Il faut rester vigilant sur le mode de gouvernement qui s’est constitué pendant l’épidémie notamment le conseil sanitaire qui est un problème pour la démocratie. Il y a une équipe du conseil de sécurité sanitaire autour du président de la République, mais que devient le gouvernement ? Que deviennent les représentants de l’Assemblée nationale et du Sénat ?
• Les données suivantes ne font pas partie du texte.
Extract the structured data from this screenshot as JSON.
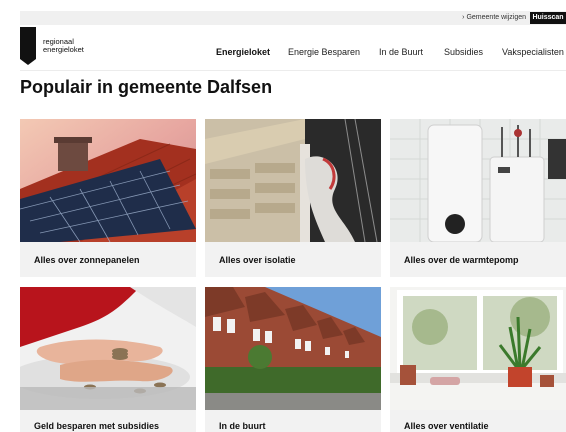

Le direct et les médias en continu sont une nouvelle donne considérable. C’est une bulle de paroles qui gonfle et où le rapport à la réalité devient problématique. Elle passe par une forme de proximité émotionnelle qui vous fait perdre le distance nécessaire pour apprécier la situation. Sur les polémiques scientifiques, cette tendance est évidente.

Je pense que les intellectuels devraient s‘articuler avec les travailleurs et pas seulement être dans une critique purement réactive. Il faut une forme de liaison qui respecte l’autonomie de chaque domaine. Il faut tisser un lien entre culture générale, sciences humaines, qui peuvent éclairer d’une certaine façon la population, mais tout en laissant à chacun dans son domaine, sans exercer une expertise.

Avec le confinement il y a eu un temps arrêté. On est dans un moment hors de l’histoire d’une certaine façon. C’est dans ces moments-là qu’on réinvestit dans les utopies. On en a profité pour dire « je vous l’avez bien dit, voilà ma solution » et on est parti sur des débats à n’en plus finir. La question est : quel est le rapport à la réalité ? On est dans une société bavarde, il y a une bulle langagière qui gonfle, sans rien changer au réel.